The big problem with the SP/GG movement and its assumptions of overthrowing OldPub, etc. was twofold:
1.) The vast majority of people, and fans, knew nothing about it;
2.) It was no match for the mainstream propaganda apparati (Gawker, Reddit, etc.) that constantly demonized them/framed the narrative to those on the outside.
Even at the time, the predictions of guys like Vox Day that these movements were going to change everything struck me as implausibly optimistic.
On the other hand, everybody knows Marvel and Star Wars crap because it’s constantly shoved down their throats through advertising, backed by the incomprehensible financial power of Big Capital. Although there are plenty of signs the public is getting tired of these overexposed nerd properties, I don’t think we’re going to see them replaced by indiepub stuff anytime soon. It seems more likely to me that high-production value stuff from other sources – like anime – will replace mainstream consumer interest in comic book movies or whatever.

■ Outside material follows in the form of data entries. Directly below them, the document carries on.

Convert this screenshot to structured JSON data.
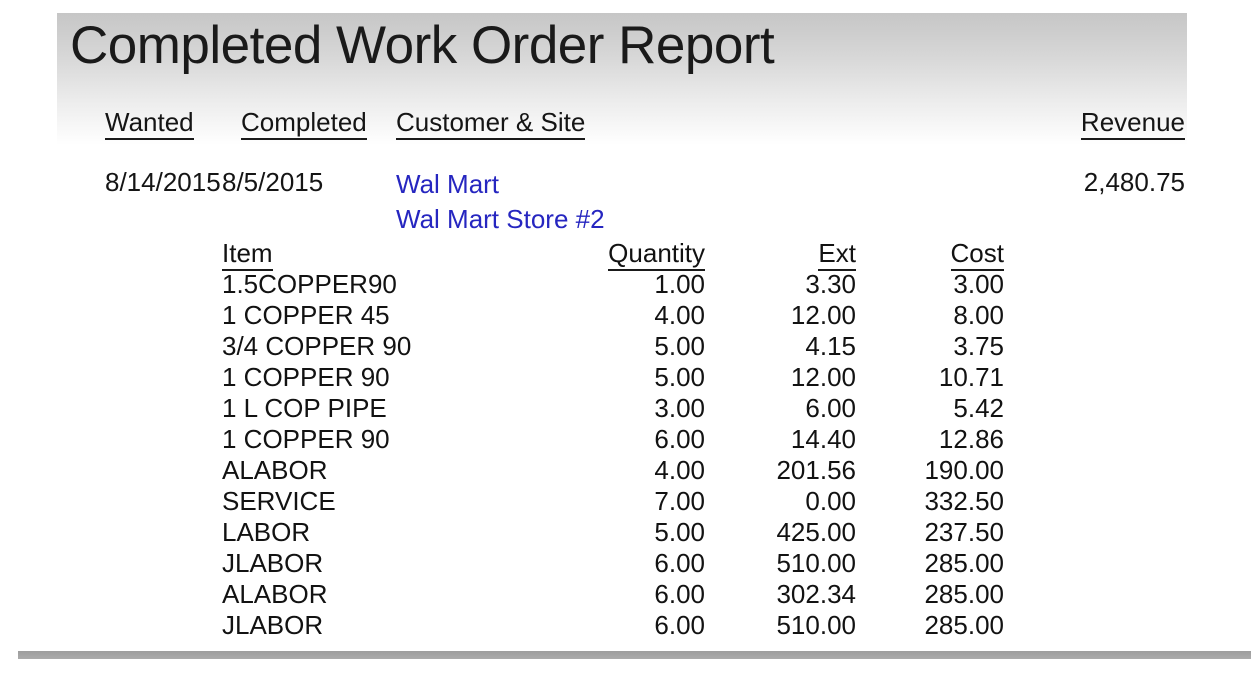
{
  "report": {
    "title": "Completed Work Order Report",
    "columns": {
      "wanted": "Wanted",
      "completed": "Completed",
      "customer_site": "Customer & Site",
      "revenue": "Revenue"
    },
    "order": {
      "wanted_date": "8/14/2015",
      "completed_date": "8/5/2015",
      "customer": "Wal Mart",
      "site": "Wal Mart Store #2",
      "revenue": "2,480.75"
    },
    "items_table": {
      "columns": {
        "item": "Item",
        "quantity": "Quantity",
        "ext": "Ext",
        "cost": "Cost"
      },
      "rows": [
        {
          "item": "1.5COPPER90",
          "quantity": "1.00",
          "ext": "3.30",
          "cost": "3.00"
        },
        {
          "item": "1 COPPER 45",
          "quantity": "4.00",
          "ext": "12.00",
          "cost": "8.00"
        },
        {
          "item": "3/4 COPPER 90",
          "quantity": "5.00",
          "ext": "4.15",
          "cost": "3.75"
        },
        {
          "item": "1 COPPER 90",
          "quantity": "5.00",
          "ext": "12.00",
          "cost": "10.71"
        },
        {
          "item": "1 L COP PIPE",
          "quantity": "3.00",
          "ext": "6.00",
          "cost": "5.42"
        },
        {
          "item": "1 COPPER 90",
          "quantity": "6.00",
          "ext": "14.40",
          "cost": "12.86"
        },
        {
          "item": "ALABOR",
          "quantity": "4.00",
          "ext": "201.56",
          "cost": "190.00"
        },
        {
          "item": "SERVICE",
          "quantity": "7.00",
          "ext": "0.00",
          "cost": "332.50"
        },
        {
          "item": "LABOR",
          "quantity": "5.00",
          "ext": "425.00",
          "cost": "237.50"
        },
        {
          "item": "JLABOR",
          "quantity": "6.00",
          "ext": "510.00",
          "cost": "285.00"
        },
        {
          "item": "ALABOR",
          "quantity": "6.00",
          "ext": "302.34",
          "cost": "285.00"
        },
        {
          "item": "JLABOR",
          "quantity": "6.00",
          "ext": "510.00",
          "cost": "285.00"
        }
      ]
    },
    "colors": {
      "customer_link": "#2626c0",
      "body_text": "#151515",
      "title_band_top": "#c6c6c6",
      "scrollbar": "#a6a6a6"
    }
  }
}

Anyway, on to a different subject: hipsters as they were caricatured fifteen years ago have mostly disappeared, as they’ve morphed into other stuff. Many have grown up, gotten married, had kids, and still have a taste for fancy coffee or whatever, but are more or less normal people at this point.
But a lot of them aged into SJW activists – no surprise that a lot of the most memed SJW figures are obviously post-hipsters. And they seem to have brought a Flanderized version of hipster qualities and proclivities into their Death Cult colonizer lifestyle, hence the funny graphic at the top of the post.
They’ve also been absorbed, to a large part, into the mainstream pop/nerd culture in a way that would have been hard to see coming fifteen years ago, where there was not a lot of overlap between nerd stuff and hipster stuff, and indeed the two subcultures seemed at odds with each other; most hipsters would look down at nerd entertainment and stuff like video games in favor of movies and books. This started to change with the popularity of Scott Pilgrim – as we’ve talked about recently – but another great illustration of this is video game critic Tim Rogers.
In the late 2000s, Tim Rogers was relentlessly mocked for his self-indulgent, “post-modern” style of games journalism, and Kotaku articles. He had a small community of progressive nerds around him, but his blending of these two subcultures didn’t have much of an audience, in addition to his abrasive, hyper-elitist and narcissistic personality.
But then something surprising happened, around the mid-2010s Rogers started to get taken more seriously, and especially gained a new, bigger audience after he started making video content for Kotaku. Now he takes in tons of cash on Patreon to make periodic, TV-season length game reviews on YouTube. Although some of this can be attributed to Rogers becoming somewhat more mature/toning down his most abrasive and self-indulgent personality quirks, I think it’s just as much a result of the Elitist Gamer becoming a recognizable category of nerd.
One thing that a lot of indie people don’t get is how all the media outlets are in on it. A news report on a piece of entertainment is never a review, it’s either an advertisement or an attempt to destroy an enemy.
Take the recent “Barbenheimer” meme. On the internet this may have been some people playing around (though a lot of the twitter engagement was undoubtedly done by shills.) However there were news report after news report about this supposed event, which was nothing but shameless advertising. After a successful opening weekend, the reporting then acted as though reporters had nothing to do with getting people in theaters, which was of course just further advertising (these movies are so good that they blew up without any help!)
It isn’t like they have an excuse for not knowing, either. One big win that #GamerGate did achieve was proving the existence of secret industry email lists. Media mouthpieces used to swear up and down they didn’t exist while calling anyone who said otherwise a conspiracy theorist. Now we know they use back channels to crowdsource witch hunts and coordinate this cycle’s narrative.